A curious monotonic crash

A while ago I fielded an unusual bug report about an app crashing on iOS. What was strange was that it only seemed to happen on a freshly rebooted device. My experience with iPhones is that freshly rebooted is when they work best!

The crash was caused by a panic in some Rust code. It complained of an overflow while subtracting a Duration from an Instant. Even if you don’t know Rust this is a straightforward thing to follow: we start with a point in time, we subtract some quantity of seconds from it, and the result is an earlier point in time.

let one_minute_ago: Instant = Instant::now() - Duration::from_secs(60);

It turned out a line almost identical to this was the cause of the crash. Looking at it you might be as surprised as I was. You wouldn’t think that taking the current time and subtracting 60 seconds from it is so controversial, especially to the point of crashing.

The problem stems from Rust’s Instant using monotonic time, a made-up time that doesn’t necessarily correspond to what you see on your clock.
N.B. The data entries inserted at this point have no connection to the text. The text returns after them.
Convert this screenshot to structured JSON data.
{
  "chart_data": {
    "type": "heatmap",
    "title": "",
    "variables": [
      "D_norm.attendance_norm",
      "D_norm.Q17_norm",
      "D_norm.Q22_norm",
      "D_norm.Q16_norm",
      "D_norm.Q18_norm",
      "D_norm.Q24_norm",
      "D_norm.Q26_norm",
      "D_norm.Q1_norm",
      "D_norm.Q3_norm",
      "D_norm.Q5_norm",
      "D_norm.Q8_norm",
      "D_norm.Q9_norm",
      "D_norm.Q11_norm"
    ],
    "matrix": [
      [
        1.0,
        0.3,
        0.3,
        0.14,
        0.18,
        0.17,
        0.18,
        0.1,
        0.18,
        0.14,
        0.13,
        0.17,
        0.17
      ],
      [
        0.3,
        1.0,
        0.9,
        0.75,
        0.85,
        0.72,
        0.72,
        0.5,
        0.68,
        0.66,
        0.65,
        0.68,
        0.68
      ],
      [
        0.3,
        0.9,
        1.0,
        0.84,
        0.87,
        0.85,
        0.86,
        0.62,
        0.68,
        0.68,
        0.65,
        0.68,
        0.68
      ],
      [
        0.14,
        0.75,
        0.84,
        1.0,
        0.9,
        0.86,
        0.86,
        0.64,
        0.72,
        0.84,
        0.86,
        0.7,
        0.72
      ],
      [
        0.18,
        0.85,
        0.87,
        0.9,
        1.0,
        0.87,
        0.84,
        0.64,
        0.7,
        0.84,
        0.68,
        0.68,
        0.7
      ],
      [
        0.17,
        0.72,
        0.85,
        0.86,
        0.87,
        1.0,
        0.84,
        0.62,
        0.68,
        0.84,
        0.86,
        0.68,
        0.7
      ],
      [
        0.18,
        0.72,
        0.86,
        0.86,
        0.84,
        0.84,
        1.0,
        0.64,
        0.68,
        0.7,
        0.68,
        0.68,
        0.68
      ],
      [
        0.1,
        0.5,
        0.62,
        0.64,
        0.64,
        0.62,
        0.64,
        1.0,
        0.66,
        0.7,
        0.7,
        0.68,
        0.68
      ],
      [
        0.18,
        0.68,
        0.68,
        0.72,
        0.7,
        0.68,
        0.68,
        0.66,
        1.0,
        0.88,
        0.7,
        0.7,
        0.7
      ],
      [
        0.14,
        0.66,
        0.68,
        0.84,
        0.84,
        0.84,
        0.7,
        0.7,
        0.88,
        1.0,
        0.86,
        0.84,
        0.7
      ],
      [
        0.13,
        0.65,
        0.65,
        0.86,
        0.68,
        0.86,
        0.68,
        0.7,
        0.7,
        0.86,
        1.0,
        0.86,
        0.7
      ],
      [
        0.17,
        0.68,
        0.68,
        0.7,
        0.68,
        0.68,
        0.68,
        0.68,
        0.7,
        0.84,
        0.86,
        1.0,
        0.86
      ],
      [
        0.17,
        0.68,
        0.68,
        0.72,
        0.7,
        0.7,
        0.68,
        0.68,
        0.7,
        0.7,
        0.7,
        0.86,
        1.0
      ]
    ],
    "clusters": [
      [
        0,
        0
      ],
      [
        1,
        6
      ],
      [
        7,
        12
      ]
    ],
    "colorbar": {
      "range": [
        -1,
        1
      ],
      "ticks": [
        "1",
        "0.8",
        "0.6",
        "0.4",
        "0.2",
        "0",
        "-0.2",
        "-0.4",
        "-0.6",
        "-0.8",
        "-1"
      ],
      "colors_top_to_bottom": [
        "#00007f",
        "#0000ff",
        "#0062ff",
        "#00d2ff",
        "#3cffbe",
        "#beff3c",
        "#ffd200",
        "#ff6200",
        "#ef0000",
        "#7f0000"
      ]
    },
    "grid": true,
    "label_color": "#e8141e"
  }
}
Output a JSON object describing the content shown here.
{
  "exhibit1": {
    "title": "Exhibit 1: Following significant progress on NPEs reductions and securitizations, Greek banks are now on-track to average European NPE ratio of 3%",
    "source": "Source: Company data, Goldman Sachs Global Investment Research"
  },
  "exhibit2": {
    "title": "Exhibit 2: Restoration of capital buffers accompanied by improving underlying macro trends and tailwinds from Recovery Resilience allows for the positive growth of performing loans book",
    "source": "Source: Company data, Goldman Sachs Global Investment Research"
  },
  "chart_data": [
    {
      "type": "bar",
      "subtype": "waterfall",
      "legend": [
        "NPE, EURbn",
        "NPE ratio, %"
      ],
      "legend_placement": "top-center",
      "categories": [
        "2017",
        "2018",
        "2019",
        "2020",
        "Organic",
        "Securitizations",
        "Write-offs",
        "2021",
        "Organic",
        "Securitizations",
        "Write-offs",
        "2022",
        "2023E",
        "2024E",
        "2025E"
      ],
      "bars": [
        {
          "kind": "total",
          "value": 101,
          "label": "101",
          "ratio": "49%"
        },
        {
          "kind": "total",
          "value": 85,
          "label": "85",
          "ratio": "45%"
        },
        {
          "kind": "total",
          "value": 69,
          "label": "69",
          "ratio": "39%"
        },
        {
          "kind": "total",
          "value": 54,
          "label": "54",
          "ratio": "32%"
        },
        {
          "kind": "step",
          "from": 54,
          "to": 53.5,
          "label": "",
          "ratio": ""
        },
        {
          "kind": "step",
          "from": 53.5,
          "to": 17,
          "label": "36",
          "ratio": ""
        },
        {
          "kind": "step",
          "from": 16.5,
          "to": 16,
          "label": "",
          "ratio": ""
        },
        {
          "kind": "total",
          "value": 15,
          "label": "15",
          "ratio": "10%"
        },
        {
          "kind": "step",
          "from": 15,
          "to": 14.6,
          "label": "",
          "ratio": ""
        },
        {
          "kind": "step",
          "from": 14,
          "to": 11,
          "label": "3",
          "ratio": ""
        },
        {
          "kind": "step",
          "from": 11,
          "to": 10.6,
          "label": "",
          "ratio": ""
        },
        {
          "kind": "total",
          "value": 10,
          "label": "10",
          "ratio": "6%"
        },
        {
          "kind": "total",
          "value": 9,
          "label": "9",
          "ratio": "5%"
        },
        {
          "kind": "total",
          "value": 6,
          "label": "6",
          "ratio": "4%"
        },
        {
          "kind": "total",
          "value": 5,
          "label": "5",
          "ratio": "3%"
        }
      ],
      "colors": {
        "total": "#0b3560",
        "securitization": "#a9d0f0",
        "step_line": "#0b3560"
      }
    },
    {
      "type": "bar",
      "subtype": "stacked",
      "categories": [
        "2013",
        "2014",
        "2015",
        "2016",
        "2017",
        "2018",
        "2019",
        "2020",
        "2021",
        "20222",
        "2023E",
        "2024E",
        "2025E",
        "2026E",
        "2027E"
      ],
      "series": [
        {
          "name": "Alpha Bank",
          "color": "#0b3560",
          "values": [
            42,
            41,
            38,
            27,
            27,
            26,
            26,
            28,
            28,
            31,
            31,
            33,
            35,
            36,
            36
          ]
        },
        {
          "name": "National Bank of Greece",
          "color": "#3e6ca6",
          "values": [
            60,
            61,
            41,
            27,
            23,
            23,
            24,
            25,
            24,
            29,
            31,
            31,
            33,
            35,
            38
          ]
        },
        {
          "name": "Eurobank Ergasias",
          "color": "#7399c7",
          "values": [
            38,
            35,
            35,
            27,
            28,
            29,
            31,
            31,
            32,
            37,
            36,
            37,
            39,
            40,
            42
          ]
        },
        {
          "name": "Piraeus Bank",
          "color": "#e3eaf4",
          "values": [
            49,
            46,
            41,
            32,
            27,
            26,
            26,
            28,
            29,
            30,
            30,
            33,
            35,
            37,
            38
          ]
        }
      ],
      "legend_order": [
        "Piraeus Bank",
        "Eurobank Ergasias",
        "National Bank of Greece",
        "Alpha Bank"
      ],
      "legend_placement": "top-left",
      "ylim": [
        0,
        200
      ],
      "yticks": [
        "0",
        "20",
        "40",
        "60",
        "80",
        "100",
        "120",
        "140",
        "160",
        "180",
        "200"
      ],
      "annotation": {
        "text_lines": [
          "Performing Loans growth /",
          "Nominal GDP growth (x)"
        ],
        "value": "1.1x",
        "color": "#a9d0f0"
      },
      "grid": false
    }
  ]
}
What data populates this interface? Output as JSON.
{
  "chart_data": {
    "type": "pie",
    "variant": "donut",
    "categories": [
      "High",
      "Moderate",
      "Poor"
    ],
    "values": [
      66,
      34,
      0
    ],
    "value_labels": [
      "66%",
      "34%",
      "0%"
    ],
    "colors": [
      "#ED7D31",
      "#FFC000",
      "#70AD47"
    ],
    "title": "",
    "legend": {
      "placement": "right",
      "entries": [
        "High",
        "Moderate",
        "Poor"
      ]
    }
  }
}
Normally this is a very useful property—one_minute_ago is always one minute ago, even if there was a leap second or daylight savings just kicked in.

Perhaps you have already connected the dots: on the iPhone this made-up monotonic time starts at 0 when the system boots and counts upward from there. If you ask for “one minute ago” during the first minute of uptime, the field overflows and Rust panics. The moral of the story: don’t ever create Instants representing times earlier than when your app started.

I don’t intend to blame Rust for this annoying situation. Monotonic time information is completely nonstandard and provided differently from system to system. The documentation lists seven underlying methods that they will use to get the current monotonic time depending on the platform. In the case of Darwin it’s mach_absolute_time, a function which returns “tick units (starting at an arbitrary point)”. Rust could potentially do something like apply a fixed offset to enable a greater working range—but when the platform’s definition is so sloppy and could change at any time, this sort of fix could inadvertently create new problems.

There’s one more quirk I noticed. The uptime on my Mac is currently 7.72 days. If I write a Rust program to subtract from the current time, I can do 4 days okay but 5 days or more crashes. What gives?

It’s possible to debug-print the Instant to see its internal value. I can also write a C program that uses clock_gettime instead, an alternative monotonic clock API. (It happens to be one that Rust uses on other UNIX platforms.) And they give different results on the same machine!

Rust
Instant { t: 348024497167315 }

C clock_gettime
Seconds 667217
Nanos 729228000

The Rust value is 4.02 days’ worth of nanoseconds, while the the clock_gettime result is 7.72 days, perfectly matching my uptime. The difference? mach_absolute_time doesn’t increment while your computer is asleep.

Safest if I just don’t go backwards in time, methinks.